August 20, 1963, my mother and I went to the movie theater as we always did before I returned to college. Halfway through the film, a neighbor came to tell us that our house had been bombed. My heart was racing. I was filled with anxiety, fear, and anger. As we approached our house, outraged Blacks filled Center Street North. Police tried to control the crowd by firing guns is in the air. Windows had been blown out, drapes shredded, the garage doors destroyed. My dog Tasso had been killed in the bombing. I couldn’t stop crying.
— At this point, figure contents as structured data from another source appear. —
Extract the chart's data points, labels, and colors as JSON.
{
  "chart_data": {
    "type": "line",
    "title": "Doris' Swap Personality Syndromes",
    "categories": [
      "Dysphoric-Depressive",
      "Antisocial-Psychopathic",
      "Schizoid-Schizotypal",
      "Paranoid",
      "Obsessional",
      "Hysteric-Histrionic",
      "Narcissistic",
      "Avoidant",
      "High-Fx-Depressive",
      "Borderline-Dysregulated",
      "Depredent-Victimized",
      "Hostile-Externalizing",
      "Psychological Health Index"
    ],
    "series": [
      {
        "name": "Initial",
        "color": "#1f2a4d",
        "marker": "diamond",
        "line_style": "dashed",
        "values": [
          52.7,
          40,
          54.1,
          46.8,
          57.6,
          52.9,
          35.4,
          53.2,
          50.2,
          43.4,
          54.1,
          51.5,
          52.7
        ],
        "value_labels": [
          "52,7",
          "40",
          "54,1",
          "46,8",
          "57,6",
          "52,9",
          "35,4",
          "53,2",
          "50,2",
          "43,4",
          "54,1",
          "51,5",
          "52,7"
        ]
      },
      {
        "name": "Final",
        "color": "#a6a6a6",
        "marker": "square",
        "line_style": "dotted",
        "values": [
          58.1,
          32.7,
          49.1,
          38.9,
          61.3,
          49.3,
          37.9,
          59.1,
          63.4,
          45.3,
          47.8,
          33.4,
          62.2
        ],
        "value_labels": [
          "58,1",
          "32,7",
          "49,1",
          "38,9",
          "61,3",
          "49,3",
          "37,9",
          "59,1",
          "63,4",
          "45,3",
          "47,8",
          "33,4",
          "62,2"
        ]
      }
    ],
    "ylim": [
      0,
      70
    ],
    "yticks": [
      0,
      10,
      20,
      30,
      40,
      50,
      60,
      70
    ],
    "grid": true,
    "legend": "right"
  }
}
I grieved Tasso’s death for a long time.
![Barbara Shores](https://kidsinbirmingham1963.org/wp-content/uploads/2024/12/Barbara-Shores-Pic2_IMG_0214.jpg)
Barbara Shores
Barbara Sylvia Shores was born in Birmingham, Alabama, to Arthur and Theodora Shores. She is the mother of adult twins. Barbara has retired from her position as Executive Director of the Jefferson County Office of Senior Citizens Services. She graduated from the University of Illinois in 1968 with her Masters in Social Work. Barbara is a member of the First Congregational Christian Church, Birmingham, Alabama.
Barbara’s father, Arthur Shores, was a prominent civil rights attorney during the 1960s in Birmingham. Due to his work, he was frequently targeted by the Ku Klux Klan, a terrorist group responsible for many of the bombings in Birmingham. Barbara barely survived a kidnapping attempt, and the family experienced two bombings of their home by the KKK, as she recounts in this story. The family’s home was in the Smithfield neighborhood of Birmingham, the scene of some 50 unsolved bombings between 1948 and 1963, meant to prevent Blacks from purchasing homes along Center Street, the dividing line between traditionally Black and white neighborhoods. The neighborhood earned the nickname “Dynamite Hill.”
In 2012, Barbara S. Shores and her sister Helen Shores Lee coauthored a book about their father, The Gentle Giant of Dynamite Hill: The Untold Story of Arthur Shores and His Family’s Fight for Civil Rights.
In 2022, Barbara Shores and Marjorie White coauthored a book for the Birmingham Historical Society, Birmingham’s Dynamite Hill.
Ms. Shores lives in Birmingham, in her childhood home.